The ODI is working with a number of tech-based initiatives through its OpenActive Accelerator, which provides training, mentorship and perks from the likes of programme partners AWS, BPE, Experience Haus, Played, Google, Huckletree, imin, SeedLegals, Seedrs, SendGrid and Sheridans.
OpenActive says its aim is to “make booking a group run as easy as booking a hotel.”
The community-led OpenActive initiative is delivered by the ODI, a non-profit founded in 2012 by Sir Tim Berners-Lee and Sir Nigel Shadbolt which offers training, research and strategic advice for organisations looking to explore the possibilities of data. The body is working in partnership with Sport England and other sector partners including ukactive and London Sport on the OpenActive project.
OpenActive programme manager Richard Norris welcomed the addition of England Athletics data to the project, saying: “This is a significant milestone for the OpenActive initiative, and is the result of many different organisations working together collaboratively. The involvement of organisations like England Athletics as well as other new sign ups including Everyone Active, Gladstone and British Triathlon, means that we have broadened the range and choice of data about sport and fitness sessions available nationally.

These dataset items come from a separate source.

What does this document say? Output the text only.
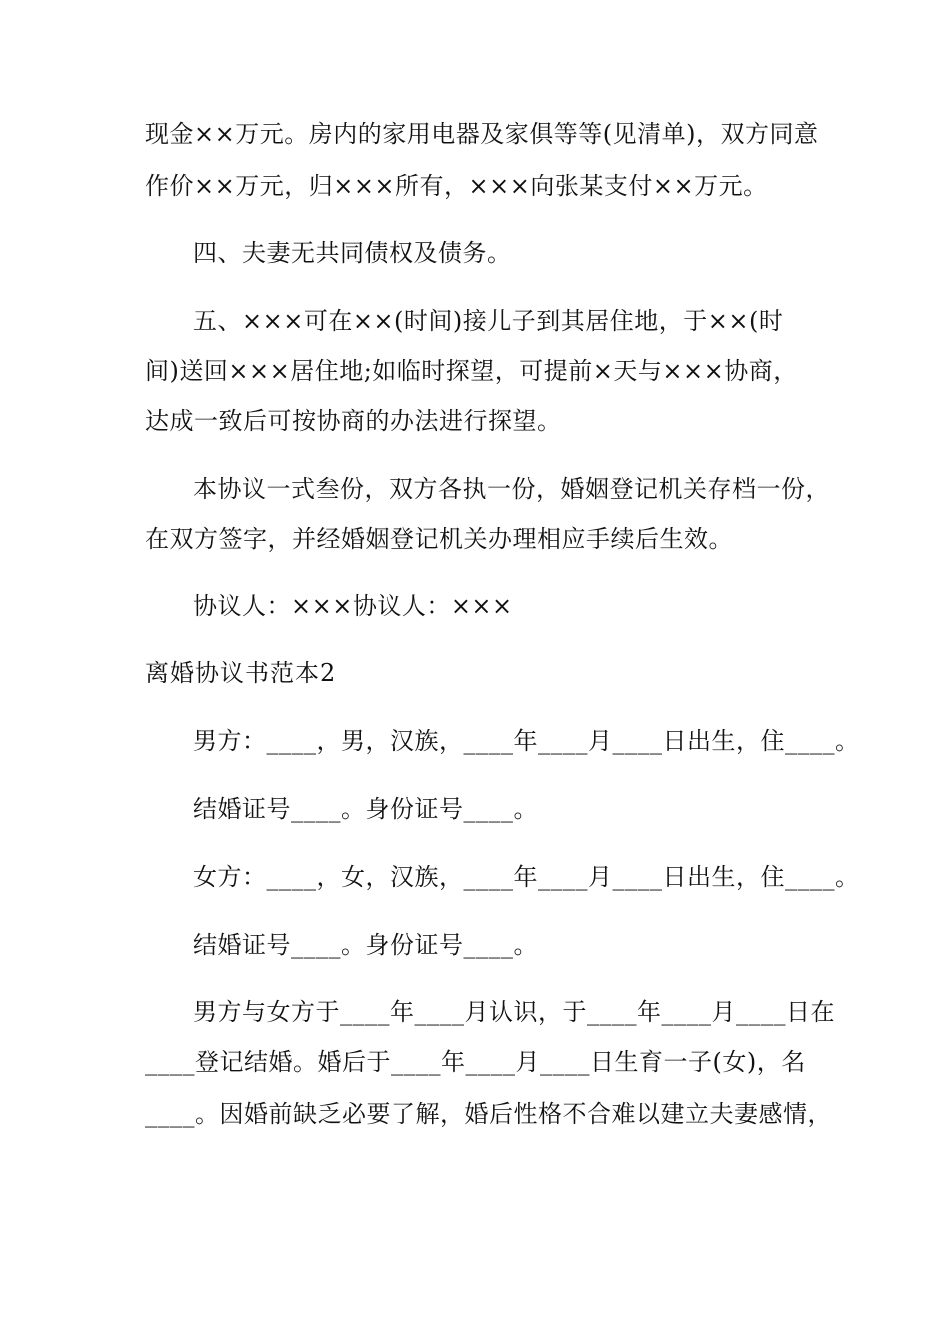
现金××万元。房内的家用电器及家俱等等(见清单)，双方同意
作价××万元，归×××所有，×××向张某支付××万元。
四、夫妻无共同债权及债务。
五、×××可在××(时间)接儿子到其居住地，于××(时
间)送回×××居住地;如临时探望，可提前×天与×××协商，
达成一致后可按协商的办法进行探望。
本协议一式叁份，双方各执一份，婚姻登记机关存档一份，
在双方签字，并经婚姻登记机关办理相应手续后生效。
协议人：×××协议人：×××
离婚协议书范本2
男方：____，男，汉族，____年____月____日出生，住____。
结婚证号____。身份证号____。
女方：____，女，汉族，____年____月____日出生，住____。
结婚证号____。身份证号____。
男方与女方于____年____月认识，于____年____月____日在
____登记结婚。婚后于____年____月____日生育一子(女)，名
____。因婚前缺乏必要了解，婚后性格不合难以建立夫妻感情，
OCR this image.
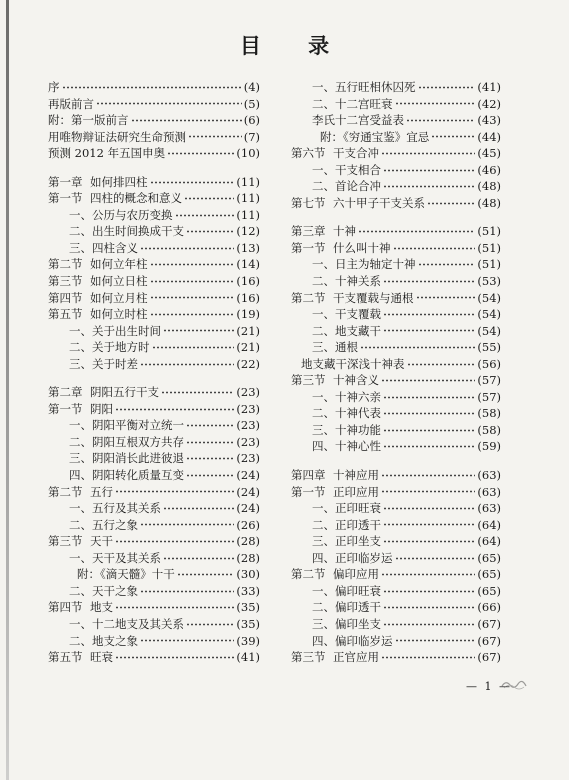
目 录
序	(4)
再版前言	(5)
附：第一版前言	(6)
用唯物辩证法研究生命预测	(7)
预测 2012 年五国申奥	(10)
第一章 如何排四柱	(11)
第一节 四柱的概念和意义	(11)
一、公历与农历变换	(11)
二、出生时间换成干支	(12)
三、四柱含义	(13)
第二节 如何立年柱	(14)
第三节 如何立日柱	(16)
第四节 如何立月柱	(16)
第五节 如何立时柱	(19)
一、关于出生时间	(21)
二、关于地方时	(21)
三、关于时差	(22)
第二章 阴阳五行干支	(23)
第一节 阴阳	(23)
一、阴阳平衡对立统一	(23)
二、阴阳互根双方共存	(23)
三、阴阳消长此进彼退	(23)
四、阴阳转化质量互变	(24)
第二节 五行	(24)
一、五行及其关系	(24)
二、五行之象	(26)
第三节 天干	(28)
一、天干及其关系	(28)
附：《滴天髓》十干	(30)
二、天干之象	(33)
第四节 地支	(35)
一、十二地支及其关系	(35)
二、地支之象	(39)
第五节 旺衰	(41)
一、五行旺相休囚死	(41)
二、十二宫旺衰	(42)
李氏十二宫受益表	(43)
附：《穷通宝鉴》宜忌	(44)
第六节 干支合冲	(45)
一、干支相合	(46)
二、首论合冲	(48)
第七节 六十甲子干支关系	(48)
第三章 十神	(51)
第一节 什么叫十神	(51)
一、日主为轴定十神	(51)
二、十神关系	(53)
第二节 干支覆载与通根	(54)
一、干支覆载	(54)
二、地支藏干	(54)
三、通根	(55)
地支藏干深浅十神表	(56)
第三节 十神含义	(57)
一、十神六亲	(57)
二、十神代表	(58)
三、十神功能	(58)
四、十神心性	(59)
第四章 十神应用	(63)
第一节 正印应用	(63)
一、正印旺衰	(63)
二、正印透干	(64)
三、正印坐支	(64)
四、正印临岁运	(65)
第二节 偏印应用	(65)
一、偏印旺衰	(65)
二、偏印透干	(66)
三、偏印坐支	(67)
四、偏印临岁运	(67)
第三节 正官应用	(67)
— 1 —
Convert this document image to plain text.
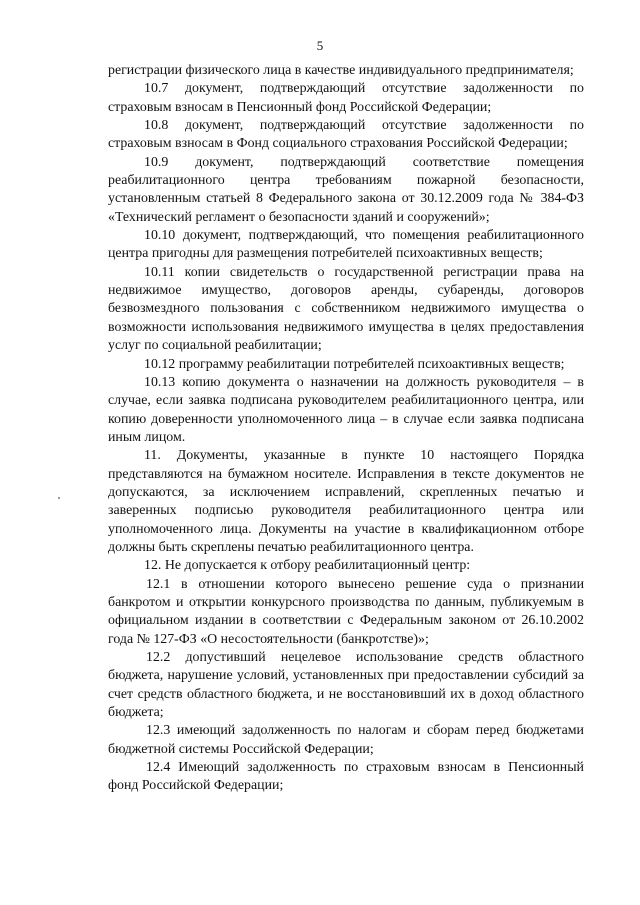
5

регистрации физического лица в качестве индивидуального предпринимателя;

10.7 документ, подтверждающий отсутствие задолженности по страховым взносам в Пенсионный фонд Российской Федерации;

10.8 документ, подтверждающий отсутствие задолженности по страховым взносам в Фонд социального страхования Российской Федерации;

10.9 документ, подтверждающий соответствие помещения реабилитационного центра требованиям пожарной безопасности, установленным статьей 8 Федерального закона от 30.12.2009 года № 384-ФЗ «Технический регламент о безопасности зданий и сооружений»;

10.10 документ, подтверждающий, что помещения реабилитационного центра пригодны для размещения потребителей психоактивных веществ;

10.11 копии свидетельств о государственной регистрации права на недвижимое имущество, договоров аренды, субаренды, договоров безвозмездного пользования с собственником недвижимого имущества о возможности использования недвижимого имущества в целях предоставления услуг по социальной реабилитации;

10.12 программу реабилитации потребителей психоактивных веществ;

10.13 копию документа о назначении на должность руководителя – в случае, если заявка подписана руководителем реабилитационного центра, или копию доверенности уполномоченного лица – в случае если заявка подписана иным лицом.

11. Документы, указанные в пункте 10 настоящего Порядка представляются на бумажном носителе. Исправления в тексте документов не допускаются, за исключением исправлений, скрепленных печатью и заверенных подписью руководителя реабилитационного центра или уполномоченного лица. Документы на участие в квалификационном отборе должны быть скреплены печатью реабилитационного центра.

12. Не допускается к отбору реабилитационный центр:

12.1 в отношении которого вынесено решение суда о признании банкротом и открытии конкурсного производства по данным, публикуемым в официальном издании в соответствии с Федеральным законом от 26.10.2002 года № 127-ФЗ «О несостоятельности (банкротстве)»;

12.2 допустивший нецелевое использование средств областного бюджета, нарушение условий, установленных при предоставлении субсидий за счет средств областного бюджета, и не восстановивший их в доход областного бюджета;

12.3 имеющий задолженность по налогам и сборам перед бюджетами бюджетной системы Российской Федерации;

12.4 Имеющий задолженность по страховым взносам в Пенсионный фонд Российской Федерации;
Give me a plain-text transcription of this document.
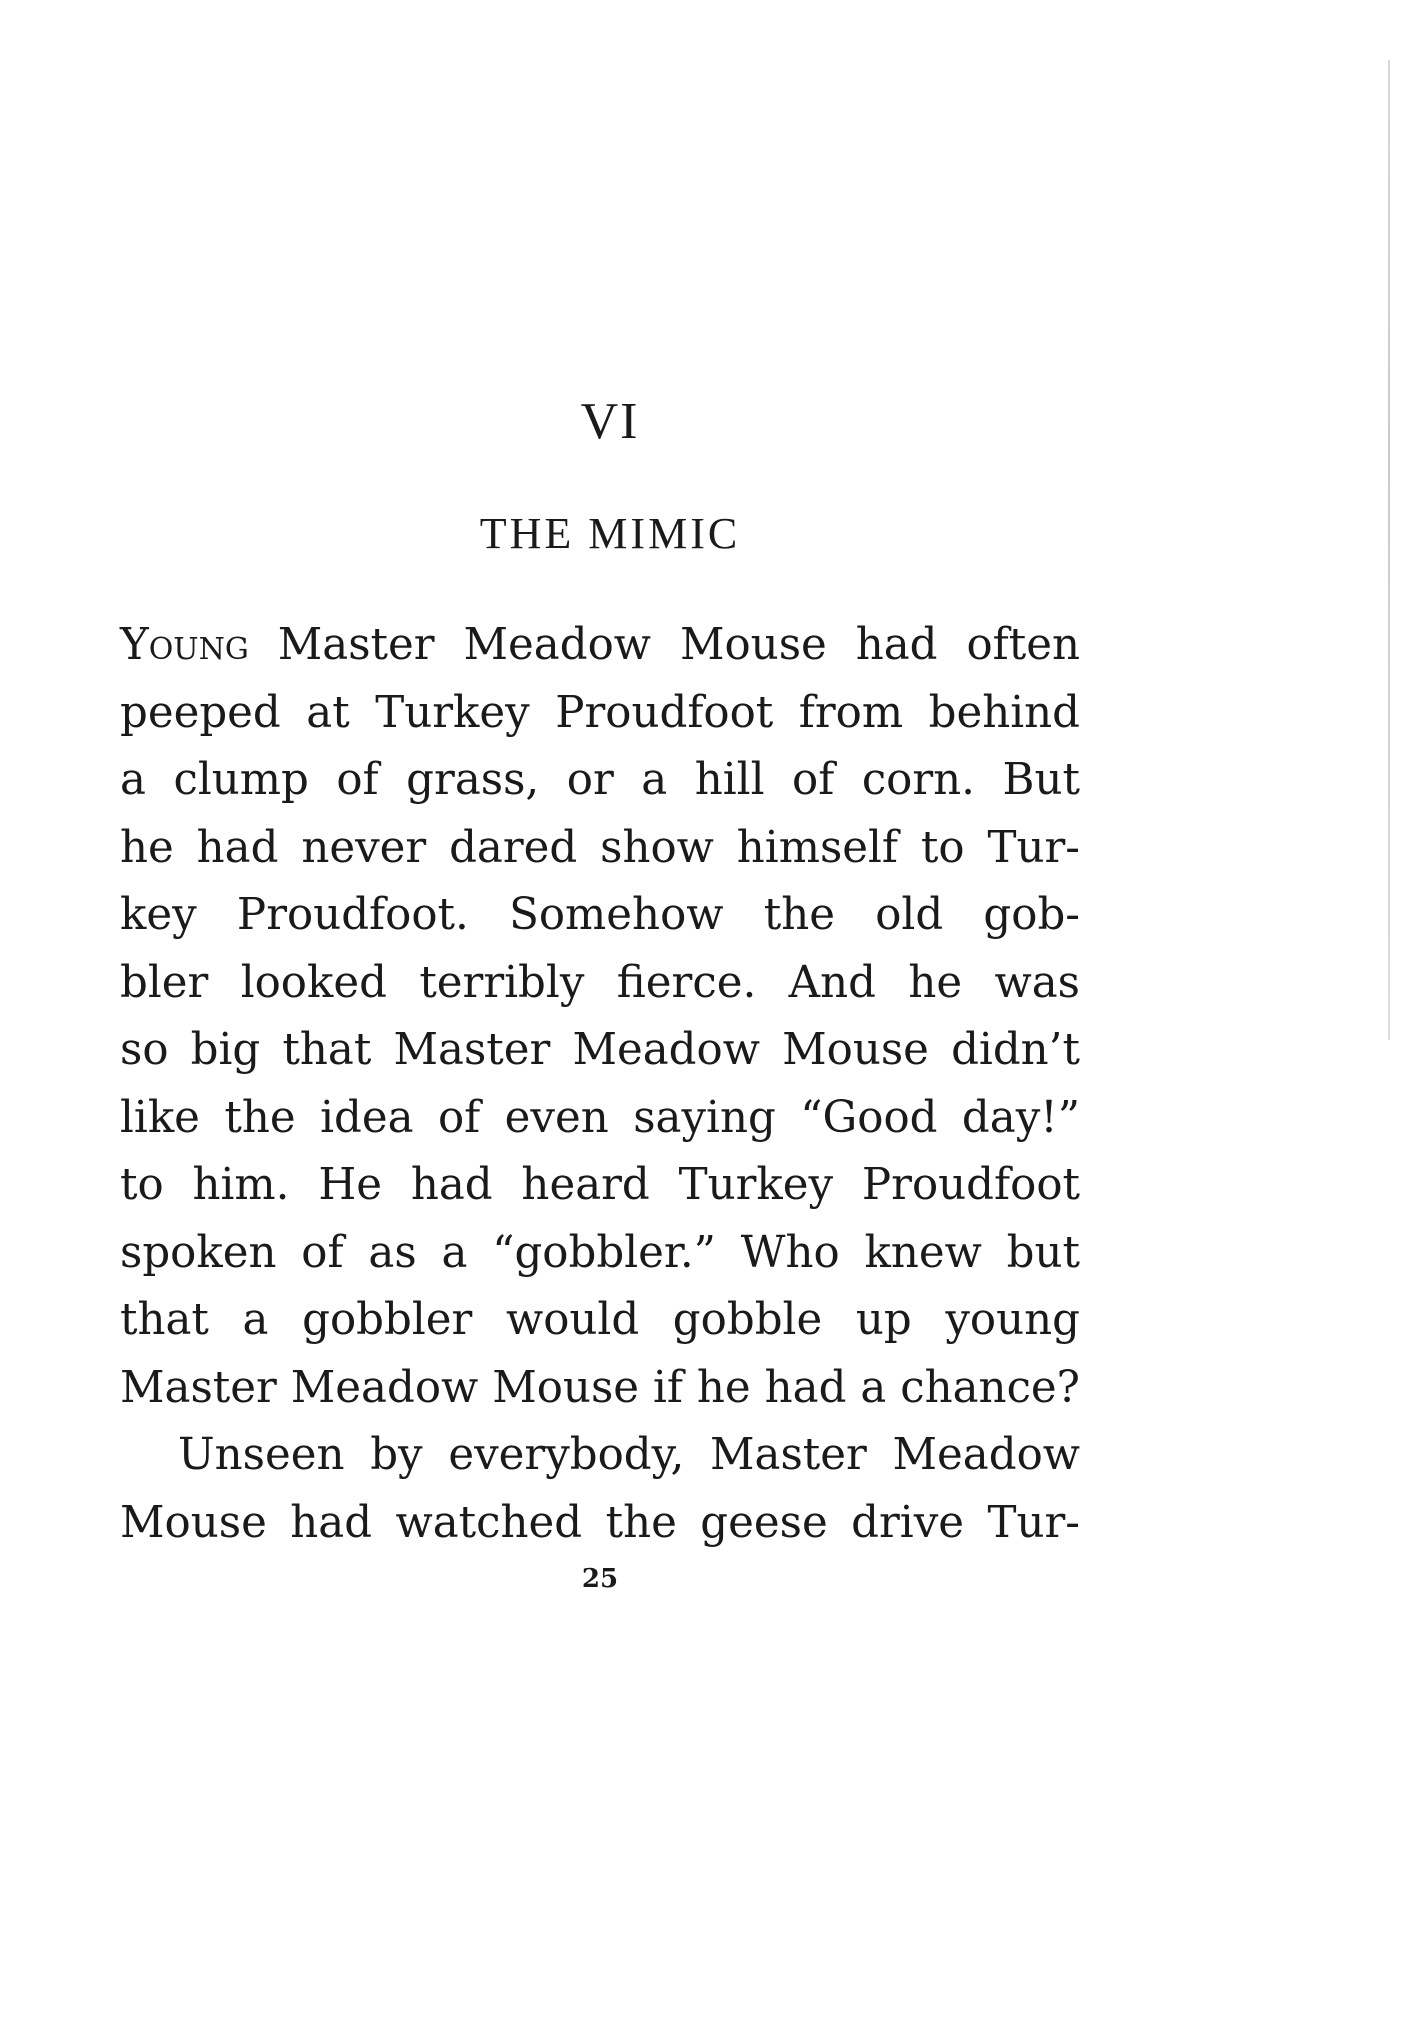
VI
THE MIMIC
Young Master Meadow Mouse had often
peeped at Turkey Proudfoot from behind
a clump of grass, or a hill of corn. But
he had never dared show himself to Tur-
key Proudfoot. Somehow the old gob-
bler looked terribly fierce. And he was
so big that Master Meadow Mouse didn’t
like the idea of even saying “Good day!”
to him. He had heard Turkey Proudfoot
spoken of as a “gobbler.” Who knew but
that a gobbler would gobble up young
Master Meadow Mouse if he had a chance?
Unseen by everybody, Master Meadow
Mouse had watched the geese drive Tur-
25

“This will make it easier for start ups to build scalable services and products that we know people want to help them get active. It also demonstrates that the initiative is moving beyond London, making it easier for people to find physical activity opportunities right across the country.”
Everyone Active is the second largest leisure provider in the UK with over 150 centres across the UK - many of them run by local authority providers. It is working with OpenActive to encourage the 18 million peoplewho struggle to stay active across England to get more involved in exercise. The group has now made public data on more than 15,000 sports and fitness sessions per month - the largest ‘live’ physical activity data set to be published anywhere in the world.
British Triathlon, the governing body responsible for Triathlon activities in the UK, has also collaborated with OpenActive to open up their GO TRI events data, which is a new initiative that helps people thinking about trying Triathlon to build up to one in a way that suits them. This data made public by British Triathlon can be used by third parties such as ‘Find a Race', a start-up business on the OpenActive accelerator, to encourage more people to get active by challenging themselves in a variety of races, including obstacle courses, running events and triathlons.
Jenny Vincent, GO TRI lead at British Triathlon’ said: "We were introduced to the concept of open data by Sport England, and the OpenActive team helped us make it happen. We really wanted to be part of OpenActive because we see the benefits of more people seeing our opportunities in a wide variety of digital services, helping to boost the numbers of people who are regularly active.
“We also aspire to promote beginner swim, bike and run sessions from other providers on our website, and open data is what provides us with the means for this to happen."